Palpation Findings for Incomplete Right Rotator Cuff Tear
Palpation charting for a patient with an incomplete tear of the right rotator cuff would reveal localized tenderness over the affected tendon, most commonly the supraspinatus, with associated muscle guarding and possible subacromial crepitus.
Key Palpation Findings
Tenderness and Pain
- Specific tender points:
- Anterolateral aspect of the shoulder (supraspinatus insertion at the greater tuberosity)
- Subacromial space tenderness
- Bicipital groove (if biceps tendon involvement)
- Posterior aspect of the shoulder (if infraspinatus involvement)
- Pain typically increases with direct pressure over the affected tendon 1
Muscle Tone Abnormalities
- Increased muscle tone/guarding in the trapezius and levator scapulae (compensatory)
- Possible atrophy of the supraspinatus or infraspinatus muscles in chronic cases
- Muscle spasm in surrounding musculature 2
Tissue Texture Changes
- Edema and swelling in the acute phase
- Thickening of the subacromial bursa
- Possible crepitus with passive movement during palpation 1
Temperature and Skin Changes
- Mild localized warmth over the affected area in acute cases
- No significant skin changes typically noted
Palpation Technique
Patient positioning: Seated with arm relaxed at side
Systematic approach:
- Begin with general shoulder girdle palpation
- Progress to specific rotator cuff insertion points
- Compare findings with unaffected left shoulder
Key areas to palpate:
- Greater tuberosity of humerus (supraspinatus insertion)
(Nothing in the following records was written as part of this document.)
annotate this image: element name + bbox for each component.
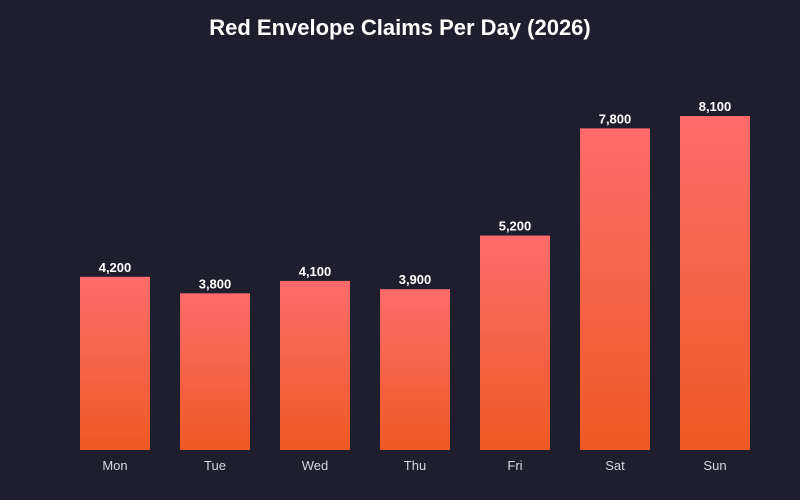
value-label-tue: 3,800 xyxy=(199,276,232,291)
x-tick-label-mon: Mon xyxy=(102,458,127,473)
value-labels-group: 4,200 3,800 4,100 3,900 5,200 7,800 8,100 xyxy=(99,99,732,291)
x-tick-label-fri: Fri xyxy=(507,458,522,473)
bar-sun xyxy=(680,116,750,450)
bars-group xyxy=(80,116,750,451)
bar-fri xyxy=(480,235,550,450)
bar-thu xyxy=(380,289,450,450)
x-tick-label-sun: Sun xyxy=(703,458,726,473)
chart-title: Red Envelope Claims Per Day (2026) xyxy=(209,15,591,40)
value-label-mon: 4,200 xyxy=(99,260,132,275)
x-tick-label-sat: Sat xyxy=(605,458,625,473)
value-label-wed: 4,100 xyxy=(299,264,332,279)
x-axis-tick-labels: Mon Tue Wed Thu Fri Sat Sun xyxy=(102,458,726,473)
x-tick-label-tue: Tue xyxy=(204,458,226,473)
bar-sat xyxy=(580,128,650,451)
bar-mon xyxy=(80,276,150,450)
value-label-sun: 8,100 xyxy=(699,99,732,114)
bar-tue xyxy=(180,293,250,450)
bar-wed xyxy=(280,280,350,450)
x-tick-label-wed: Wed xyxy=(302,458,329,473)
x-tick-label-thu: Thu xyxy=(404,458,426,473)
value-label-sat: 7,800 xyxy=(599,111,632,126)
value-label-thu: 3,900 xyxy=(399,272,432,287)
value-label-fri: 5,200 xyxy=(499,219,532,234)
- Lesser tuberosity (subscapularis insertion)
- Posterior humeral head (infraspinatus and teres minor)
- Bicipital groove
- Acromioclavicular joint
- Subacromial space 1
Associated Physical Examination Findings
While not strictly palpation findings, these should be noted alongside palpation charting:
- Pain with specific movements (especially abduction)
- Weakness with resisted movement of the affected tendon
- Positive special tests:
- Painful arc (70-120° abduction)
- Positive impingement signs (Neer, Hawkins-Kennedy)
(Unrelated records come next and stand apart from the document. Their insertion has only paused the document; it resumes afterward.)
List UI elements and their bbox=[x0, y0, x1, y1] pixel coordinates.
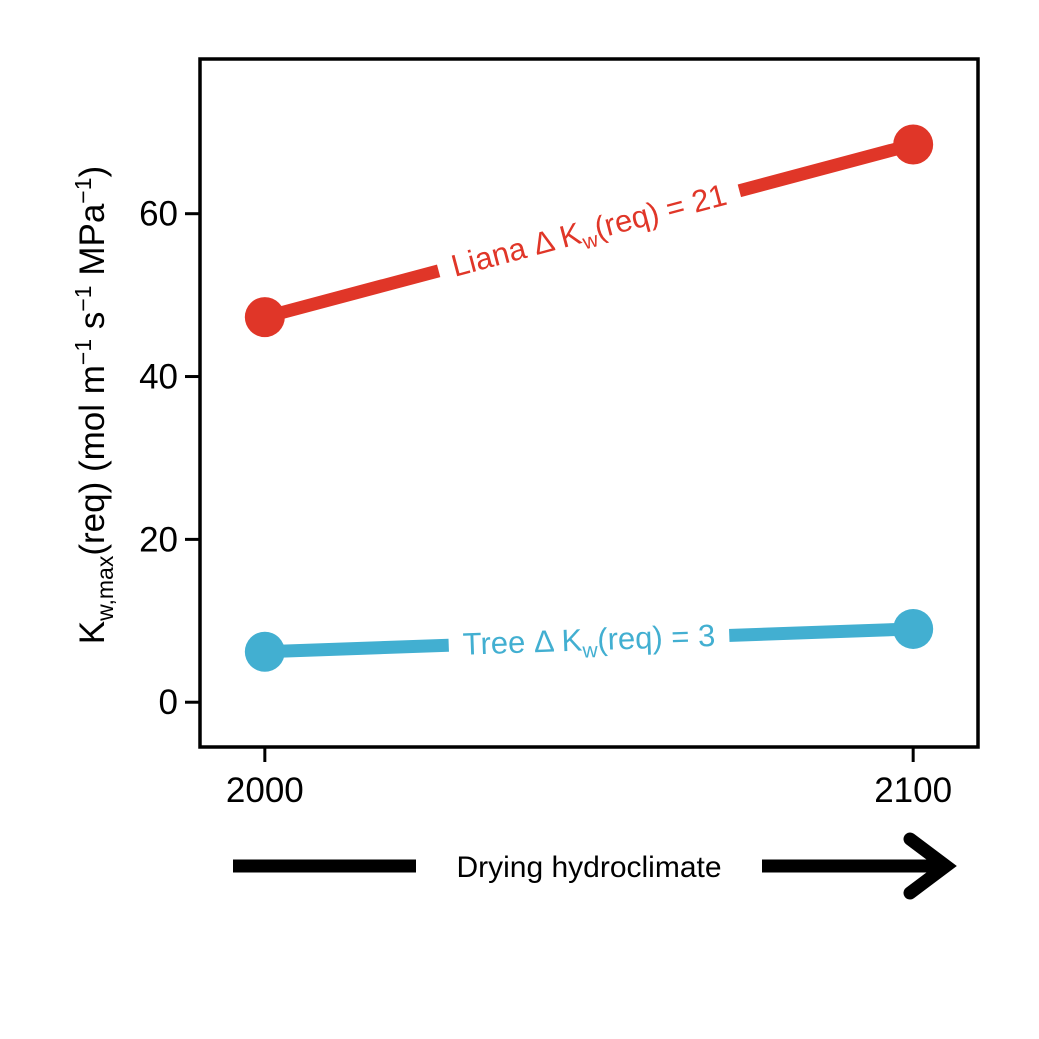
liana-annotation-sub: w bbox=[579, 228, 601, 255]
y-axis-title-close: ) bbox=[73, 166, 112, 178]
x-tick-label-0: 2000 bbox=[226, 771, 304, 810]
x-tick-label-1: 2100 bbox=[874, 771, 952, 810]
tree-annotation-prefix: Tree Δ K bbox=[462, 623, 583, 662]
drying-arrow-label: Drying hydroclimate bbox=[456, 851, 721, 884]
y-tick-label-1: 20 bbox=[139, 520, 178, 559]
y-axis-title-mid2: MPa bbox=[73, 203, 112, 285]
y-axis-title: Kw,max(req) (mol m−1 s−1 MPa−1) bbox=[70, 166, 118, 644]
arrow-head-icon bbox=[903, 832, 957, 900]
liana-annotation-suffix: (req) = 21 bbox=[590, 177, 730, 246]
tree-annotation-gap bbox=[448, 615, 730, 666]
liana-annotation-gap bbox=[433, 171, 745, 291]
plot-frame bbox=[198, 57, 980, 749]
y-axis-title-main: K bbox=[73, 621, 112, 644]
y-axis-title-sub: w,max bbox=[92, 555, 118, 622]
y-axis-title-mid: s bbox=[73, 312, 112, 339]
drying-arrow: Drying hydroclimate bbox=[233, 832, 957, 900]
liana-annotation-label: Liana Δ Kw(req) = 21 bbox=[448, 177, 732, 289]
liana-annotation: Liana Δ Kw(req) = 21 bbox=[433, 171, 745, 291]
tree-annotation-label: Tree Δ Kw(req) = 3 bbox=[462, 618, 716, 667]
liana-point-1 bbox=[893, 124, 934, 165]
y-axis-title-sup1: −1 bbox=[70, 339, 96, 365]
tree-point-1 bbox=[893, 608, 934, 649]
y-axis: 0 20 40 60 bbox=[139, 195, 200, 722]
x-axis: 2000 2100 bbox=[226, 747, 952, 810]
y-axis-title-sup3: −1 bbox=[70, 177, 96, 203]
tree-annotation-sub: w bbox=[581, 639, 599, 663]
liana-annotation-prefix: Liana Δ K bbox=[448, 216, 586, 284]
y-tick-label-2: 40 bbox=[139, 358, 178, 397]
y-axis-title-sup2: −1 bbox=[70, 285, 96, 311]
y-tick-label-0: 0 bbox=[159, 683, 178, 722]
liana-point-0 bbox=[244, 297, 285, 338]
tree-annotation-suffix: (req) = 3 bbox=[597, 618, 716, 657]
y-tick-label-3: 60 bbox=[139, 195, 178, 234]
tree-annotation: Tree Δ Kw(req) = 3 bbox=[448, 615, 730, 667]
y-axis-title-tail: (req) (mol m bbox=[73, 365, 112, 556]
tree-point-0 bbox=[244, 631, 285, 672]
- Weakness in external rotation (infraspinatus involvement)
- Weakness in abduction (supraspinatus involvement) 1
Documentation Considerations
- Document precise location of maximum tenderness using anatomical landmarks
- Note any differences in tissue texture compared to contralateral side
- Record patient's pain response using numerical scale (0-10)
- Document any associated muscle guarding or spasm
- Note any crepitus felt during passive movement while palpating 2
Clinical Pearls and Pitfalls
- Pearl: Incomplete tears most commonly affect the articular surface of the supraspinatus tendon, making anterolateral tenderness a key finding 1
- Pearl: Compare with contralateral side to identify subtle differences in tissue texture and tenderness
- Pitfall: Tenderness at the acromioclavicular joint may indicate concomitant AC joint pathology rather than rotator cuff tear
- Pitfall: Absence of palpable defect does not rule out partial tear, as these are not typically palpable through intact layers 1
Remember that palpation findings alone are insufficient for diagnosis, and imaging studies (particularly MRI without contrast) are usually appropriate (rated 7/9) for confirming incomplete rotator cuff tears when radiographs are noncontributory 1, 2.